Monday, January 07, 2008

Sexy Pages

Yes, it's been almost 2 weeks since I've posted anything, and maybe someone's noticed...maybe not. I guess I'm not feeling too motivated lately. In the last few months, this blog has taken (at least what appears to me) a decidely less personal turn from what it used to be. This was somewhat deliberate and somewhat not. I guess at some point I got a little uncomfortable with how much I was really revealing about myself on here (even though some people told me that's why they liked it) and made a decision to write about things other than myself. Like urbanism or food. Neither of which I really know anything about, they're just interests and I like to share little things that I learn, despite having pretty much zero original thoughts of my own on either subject.

But lucky you guys: I've been feeling the itch again lately to write, to get stuff out there, to express myself if you will. (Or even if you won't.) I still have absolutely nothing to write about except the fact that I have nothing to write about, which really isn't very interesting, is it?

I started back to school again today, and I've found that being in school always keeps my juices going. Obviously I have far less time to write, but have many more thoughts always swirling because my brain is always being exercised. I hate every class this semester already, save my last psychology elective, Human Sexuality (my other 3 courses are cores I haven't yet taken, and my senior thesis class). It's the first semester the class is being taught, and apparently took quite a lot of cajoling to get off the ground. It's the baby of my advisor, actually, who is also the professor I took all of my child and adolescent development courses from, and she's co-teaching it with my neuroscience prof from last semester. It should be a lot of fun, and everybody already seems really excited about having some lively discussions. We're going to have panels come in and speak (such as a transgender panel, LGB panel, HIV panel, and Planned Parenthood panel, and the owner of Forbidden Fruit is going to come talk about sex toys and "double-ended dongs," as one of my professors put it today) along with lots of videos, "debates," research projects, and (get this....) a "stretch yourself" paper (oh boy, don't let me make the obvious joke), described in the syllabus as thus:

to stretch you out of your comfort zone and encourage you to experience facets of sexuality that you would not experience otherwise.

Unfortunately, most (or, okay, all) of the examples they give of things you can do, I've, uh, already done:

- if you've never been, go to a gay bar and stay for 2 hours. Check.

- go to a club where people of the same gender are stripping. Check.

- go to a club where people of the opposite gender are stripping. Check.

- go buy condoms or some form of birth control. Check.

- buy a sex toy, or at the very least, go to where sex toys are sold, and browse the products long enough (30 minutes) to be able to describe them.

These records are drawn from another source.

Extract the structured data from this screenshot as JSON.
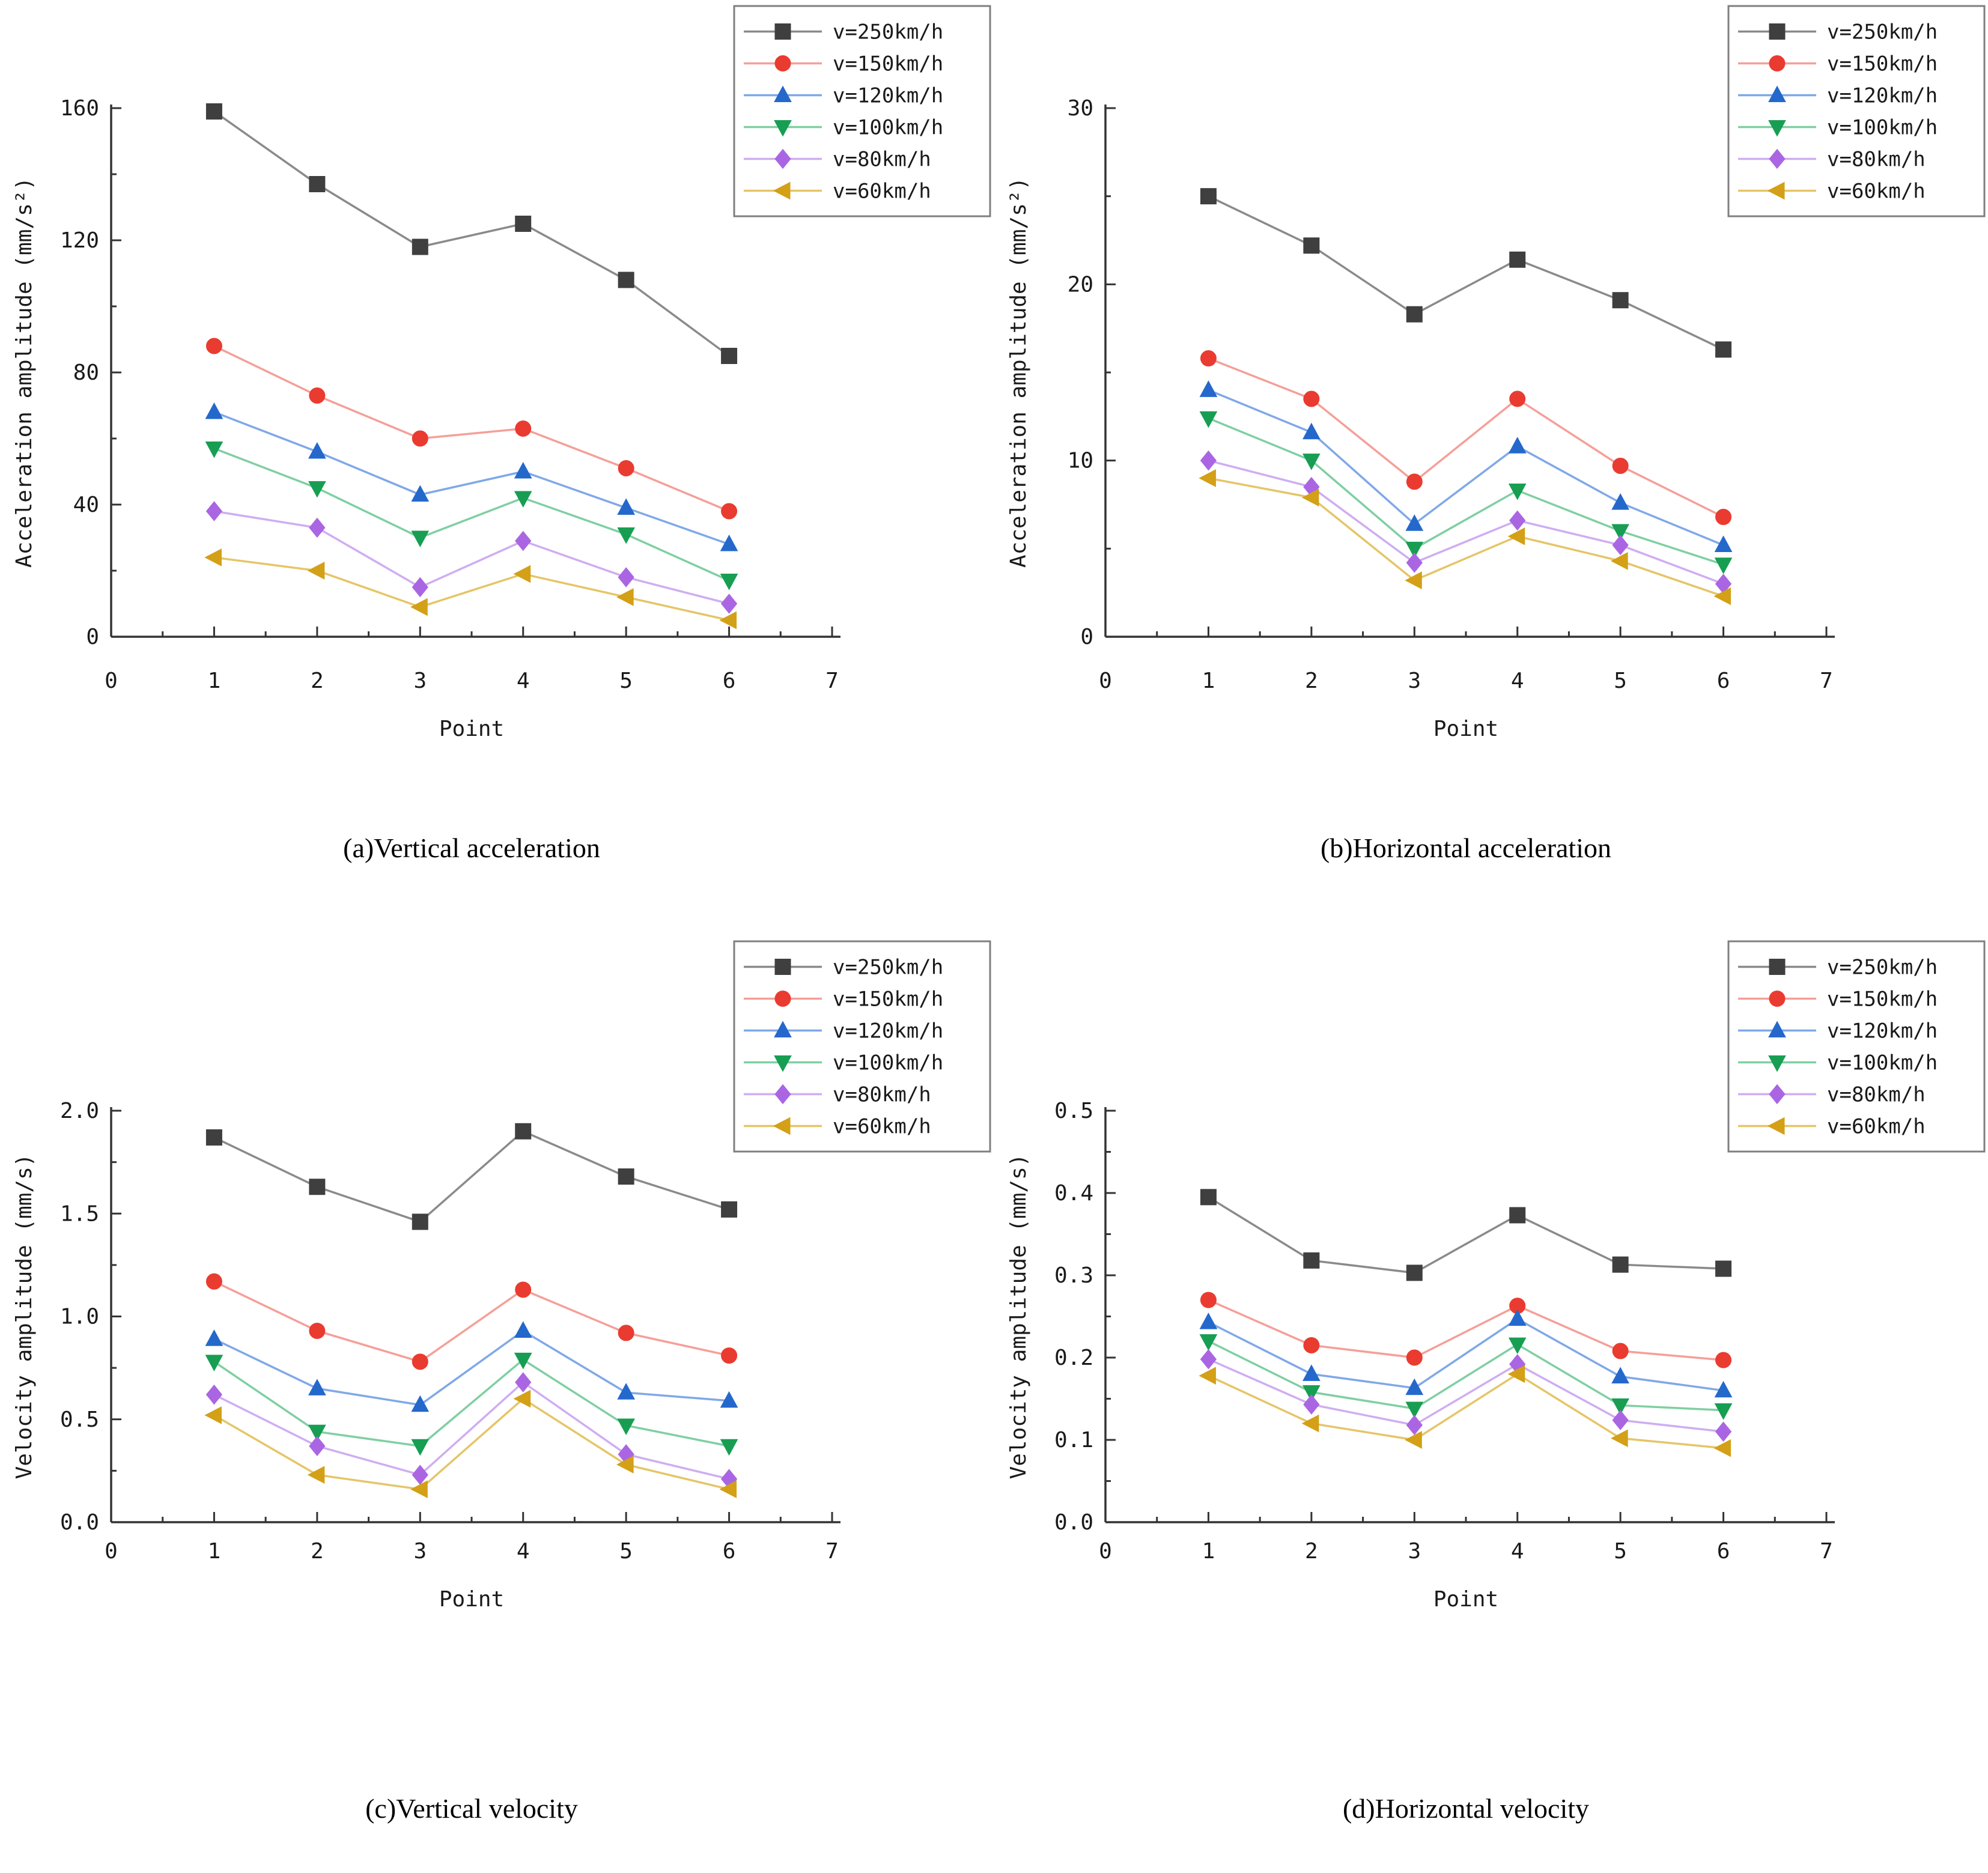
{
  "page": {
    "background": "#ffffff"
  },
  "legend": {
    "items": [
      {
        "label": "v=250km/h",
        "marker": "square",
        "color": "#3f3f3f",
        "line_color": "#8a8a8a"
      },
      {
        "label": "v=150km/h",
        "marker": "circle",
        "color": "#ea3b30",
        "line_color": "#f59f99"
      },
      {
        "label": "v=120km/h",
        "marker": "triangle-up",
        "color": "#2468cc",
        "line_color": "#7fa8e8"
      },
      {
        "label": "v=100km/h",
        "marker": "triangle-down",
        "color": "#179e52",
        "line_color": "#7fcfa2"
      },
      {
        "label": "v=80km/h",
        "marker": "diamond",
        "color": "#aa66e2",
        "line_color": "#cfadf2"
      },
      {
        "label": "v=60km/h",
        "marker": "triangle-left",
        "color": "#d3a017",
        "line_color": "#e5c567"
      }
    ]
  },
  "chart_data": [
    {
      "id": "a",
      "type": "line",
      "caption": "(a)Vertical acceleration",
      "xlabel": "Point",
      "ylabel": "Acceleration amplitude (mm/s²)",
      "xlim": [
        0,
        7
      ],
      "ylim": [
        0,
        160
      ],
      "x": [
        1,
        2,
        3,
        4,
        5,
        6
      ],
      "xtick_labels": [
        "0",
        "1",
        "2",
        "3",
        "4",
        "5",
        "6",
        "7"
      ],
      "ytick_labels": [
        "0",
        "40",
        "80",
        "120",
        "160"
      ],
      "y_major_step": 40,
      "y_minor_step": 20,
      "x_minor_step": 0.5,
      "grid": false,
      "legend_position": "top-right",
      "series": [
        {
          "name": "v=250km/h",
          "values": [
            159,
            137,
            118,
            125,
            108,
            85
          ]
        },
        {
          "name": "v=150km/h",
          "values": [
            88,
            73,
            60,
            63,
            51,
            38
          ]
        },
        {
          "name": "v=120km/h",
          "values": [
            68,
            56,
            43,
            50,
            39,
            28
          ]
        },
        {
          "name": "v=100km/h",
          "values": [
            57,
            45,
            30,
            42,
            31,
            17
          ]
        },
        {
          "name": "v=80km/h",
          "values": [
            38,
            33,
            15,
            29,
            18,
            10
          ]
        },
        {
          "name": "v=60km/h",
          "values": [
            24,
            20,
            9,
            19,
            12,
            5
          ]
        }
      ]
    },
    {
      "id": "b",
      "type": "line",
      "caption": "(b)Horizontal acceleration",
      "xlabel": "Point",
      "ylabel": "Acceleration amplitude (mm/s²)",
      "xlim": [
        0,
        7
      ],
      "ylim": [
        0,
        30
      ],
      "x": [
        1,
        2,
        3,
        4,
        5,
        6
      ],
      "xtick_labels": [
        "0",
        "1",
        "2",
        "3",
        "4",
        "5",
        "6",
        "7"
      ],
      "ytick_labels": [
        "0",
        "10",
        "20",
        "30"
      ],
      "y_major_step": 10,
      "y_minor_step": 5,
      "x_minor_step": 0.5,
      "grid": false,
      "legend_position": "top-right",
      "series": [
        {
          "name": "v=250km/h",
          "values": [
            25.0,
            22.2,
            18.3,
            21.4,
            19.1,
            16.3
          ]
        },
        {
          "name": "v=150km/h",
          "values": [
            15.8,
            13.5,
            8.8,
            13.5,
            9.7,
            6.8
          ]
        },
        {
          "name": "v=120km/h",
          "values": [
            14.0,
            11.6,
            6.4,
            10.8,
            7.6,
            5.2
          ]
        },
        {
          "name": "v=100km/h",
          "values": [
            12.4,
            10.0,
            5.0,
            8.3,
            6.0,
            4.1
          ]
        },
        {
          "name": "v=80km/h",
          "values": [
            10.0,
            8.5,
            4.2,
            6.6,
            5.2,
            3.0
          ]
        },
        {
          "name": "v=60km/h",
          "values": [
            9.0,
            7.9,
            3.2,
            5.7,
            4.3,
            2.3
          ]
        }
      ]
    },
    {
      "id": "c",
      "type": "line",
      "caption": "(c)Vertical velocity",
      "xlabel": "Point",
      "ylabel": "Velocity amplitude (mm/s)",
      "xlim": [
        0,
        7
      ],
      "ylim": [
        0,
        2.0
      ],
      "x": [
        1,
        2,
        3,
        4,
        5,
        6
      ],
      "xtick_labels": [
        "0",
        "1",
        "2",
        "3",
        "4",
        "5",
        "6",
        "7"
      ],
      "ytick_labels": [
        "0.0",
        "0.5",
        "1.0",
        "1.5",
        "2.0"
      ],
      "y_major_step": 0.5,
      "y_minor_step": 0.25,
      "x_minor_step": 0.5,
      "grid": false,
      "legend_position": "top-right",
      "series": [
        {
          "name": "v=250km/h",
          "values": [
            1.87,
            1.63,
            1.46,
            1.9,
            1.68,
            1.52
          ]
        },
        {
          "name": "v=150km/h",
          "values": [
            1.17,
            0.93,
            0.78,
            1.13,
            0.92,
            0.81
          ]
        },
        {
          "name": "v=120km/h",
          "values": [
            0.89,
            0.65,
            0.57,
            0.93,
            0.63,
            0.59
          ]
        },
        {
          "name": "v=100km/h",
          "values": [
            0.78,
            0.44,
            0.37,
            0.79,
            0.47,
            0.37
          ]
        },
        {
          "name": "v=80km/h",
          "values": [
            0.62,
            0.37,
            0.23,
            0.68,
            0.33,
            0.21
          ]
        },
        {
          "name": "v=60km/h",
          "values": [
            0.52,
            0.23,
            0.16,
            0.6,
            0.28,
            0.16
          ]
        }
      ]
    },
    {
      "id": "d",
      "type": "line",
      "caption": "(d)Horizontal velocity",
      "xlabel": "Point",
      "ylabel": "Velocity amplitude (mm/s)",
      "xlim": [
        0,
        7
      ],
      "ylim": [
        0,
        0.5
      ],
      "x": [
        1,
        2,
        3,
        4,
        5,
        6
      ],
      "xtick_labels": [
        "0",
        "1",
        "2",
        "3",
        "4",
        "5",
        "6",
        "7"
      ],
      "ytick_labels": [
        "0.0",
        "0.1",
        "0.2",
        "0.3",
        "0.4",
        "0.5"
      ],
      "y_major_step": 0.1,
      "y_minor_step": 0.05,
      "x_minor_step": 0.5,
      "grid": false,
      "legend_position": "top-right",
      "series": [
        {
          "name": "v=250km/h",
          "values": [
            0.395,
            0.318,
            0.303,
            0.373,
            0.313,
            0.308
          ]
        },
        {
          "name": "v=150km/h",
          "values": [
            0.27,
            0.215,
            0.2,
            0.263,
            0.208,
            0.197
          ]
        },
        {
          "name": "v=120km/h",
          "values": [
            0.243,
            0.18,
            0.163,
            0.247,
            0.177,
            0.16
          ]
        },
        {
          "name": "v=100km/h",
          "values": [
            0.22,
            0.158,
            0.138,
            0.216,
            0.142,
            0.136
          ]
        },
        {
          "name": "v=80km/h",
          "values": [
            0.198,
            0.143,
            0.118,
            0.192,
            0.124,
            0.11
          ]
        },
        {
          "name": "v=60km/h",
          "values": [
            0.178,
            0.12,
            0.1,
            0.18,
            0.102,
            0.09
          ]
        }
      ]
    }
  ]
}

Check.

- get tested for STD's, including HIV. Check.

- go to a nudist area and stay naked. Check.

- overcome an area of inhibition you have been wanting to overcome, such as masturbating or undressing in front of others. Check.

- go to a meeting or group therapy session where issues of sex and sexual orientation will be openly discussed. Check.

(Those are all seriously suggestions. They're in the syllabus if you don't believe me.)

At this rate, I'll have to do something so extreme in order to write a paper that it will have to be illegal, or really overtly sexual. Like, have a threesome, or go to a sex club, or take dirty pictures. Or have sex with a girl!

Oh, wait. Check. Check. Check. Check.

So I can only imagine how the conversation with the professors will go.

"Uh, yeah, I'm not so much anymore, but in my past, I've been a big ole slut and done a lot of experimenting, including with women, so that's out, and I just can't even think of anything to write a paper about. Maybe I've done it all."

Do you think I'd fail or get an A? Maybe they'll just let me teach the class.